The number of RAGT sessions was identified as an important determinant. Earlier RAGT studies suggest that an increased number of RAGT sessions is positively associated with fall-related balance improvements (Swinnen et al., 2014; Chung, 2017). Straudi et al. found that stroke patients who achieved higher functional recovery spent more time in the hospital and received more RAGT sessions than those who did not (Straudi et al., 2020). This finding supports the idea that the RAGT stroke rehabilitation strategy enhances hip and knee muscle strength (as evidenced by hip and knee torque) in the paretic limb, leading to improvements in fall-related balance control, gait symmetry, and speed determinant factors.
Study limitations
The limitations of this study should be considered in future research. One major limitation is that our study included a heterogeneous sample size and number of RAGT intervention sessions.

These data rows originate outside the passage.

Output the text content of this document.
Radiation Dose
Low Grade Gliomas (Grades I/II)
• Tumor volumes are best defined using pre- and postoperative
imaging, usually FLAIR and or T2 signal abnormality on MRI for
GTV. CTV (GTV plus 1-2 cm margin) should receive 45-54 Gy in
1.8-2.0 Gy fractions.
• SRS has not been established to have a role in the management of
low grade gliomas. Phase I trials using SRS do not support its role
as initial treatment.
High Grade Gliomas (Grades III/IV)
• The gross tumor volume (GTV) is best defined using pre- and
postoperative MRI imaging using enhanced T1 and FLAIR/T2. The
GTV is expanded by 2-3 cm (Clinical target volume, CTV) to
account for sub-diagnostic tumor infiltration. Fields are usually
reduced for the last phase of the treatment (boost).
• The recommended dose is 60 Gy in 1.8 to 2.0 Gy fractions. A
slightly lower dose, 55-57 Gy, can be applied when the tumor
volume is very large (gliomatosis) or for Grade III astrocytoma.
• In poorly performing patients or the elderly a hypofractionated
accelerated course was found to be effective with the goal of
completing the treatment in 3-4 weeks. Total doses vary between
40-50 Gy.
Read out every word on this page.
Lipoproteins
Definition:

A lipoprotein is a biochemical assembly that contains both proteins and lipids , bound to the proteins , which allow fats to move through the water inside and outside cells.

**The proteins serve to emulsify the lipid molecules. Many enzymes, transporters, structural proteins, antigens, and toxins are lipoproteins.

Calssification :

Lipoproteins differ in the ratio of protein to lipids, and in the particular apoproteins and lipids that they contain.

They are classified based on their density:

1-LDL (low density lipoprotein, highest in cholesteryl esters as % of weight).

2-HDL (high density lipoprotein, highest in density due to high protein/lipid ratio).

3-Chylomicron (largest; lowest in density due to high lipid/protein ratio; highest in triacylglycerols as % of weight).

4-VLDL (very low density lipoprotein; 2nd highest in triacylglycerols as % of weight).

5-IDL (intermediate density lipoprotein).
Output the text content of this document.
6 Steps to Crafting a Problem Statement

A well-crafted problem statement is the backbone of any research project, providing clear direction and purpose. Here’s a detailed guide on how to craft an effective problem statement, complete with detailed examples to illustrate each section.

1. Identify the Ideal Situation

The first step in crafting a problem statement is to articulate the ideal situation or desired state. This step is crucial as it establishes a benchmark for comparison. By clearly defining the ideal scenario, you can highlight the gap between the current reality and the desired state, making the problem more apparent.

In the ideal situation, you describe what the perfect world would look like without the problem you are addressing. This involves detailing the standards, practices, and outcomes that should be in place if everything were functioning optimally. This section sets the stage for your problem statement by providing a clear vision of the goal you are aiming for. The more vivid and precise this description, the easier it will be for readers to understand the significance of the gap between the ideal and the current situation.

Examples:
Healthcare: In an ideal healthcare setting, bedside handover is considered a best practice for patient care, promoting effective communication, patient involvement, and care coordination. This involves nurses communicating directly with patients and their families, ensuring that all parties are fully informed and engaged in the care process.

Another limitation is that we focused on changes in fall-related balance in response to RAGT parameters and clinical outcome measures. Careful interpretation should be applied when generalizing our RAGT parameters for subacute post-stroke neurorehabilitation. Nevertheless, this is the first clinical evidence highlighting an important predictive model and identifying the cardinal determinants of RAGT intervention.
Conclusion
Our clinical machine model data demonstrated that the random forest algorithm was the best prediction model for identifying fall-related balance factors and RAGT determinants, highlighting the importance of key factors for successful RAGT outcome performance in fall-related balance and gait improvement. Our results provide important clinical insights into how clinical ML can help accurately identify fall-related balance factors and important attributes of RAGT protocols when designing effective and sustainable RAGT strategies in post-stroke individuals at a higher risk of falls.
Footnotes
Acknowledgments
The authors have no acknowledgments.
Conflict of interest
The authors have no conflicts of interest to declare.
Funding
This study was supported by the National Research Foundation of Korea (NRF) Grant funded by the Korean Government (MSIT) (Grant No. RS-2023-00221762); Regional Innovation Strategy (RIS) through the National Research Foundation of Korea (NRF) funded by the Ministry of Education (MOE) (2022RIS-005); the “Brain Korea 21 FOUR Project”; the Korean Research Foundation for the Department of Physical Therapy in the Graduate School of Yonsei University (Grant No. 2021-51-0151); and the Institute for Project-Y Seed Grant of 2023 (Grant No. 2023 -22 -0277).
Ethics statement
This study was approved by the Institutional Review Board of Myongji Choonhey Rehabilitation Hospital (MJCHIRB-2023-02) on October 04, 2023.
Data availability
The datasets used and/or analyzed in the current study are available from the corresponding author upon reasonable request.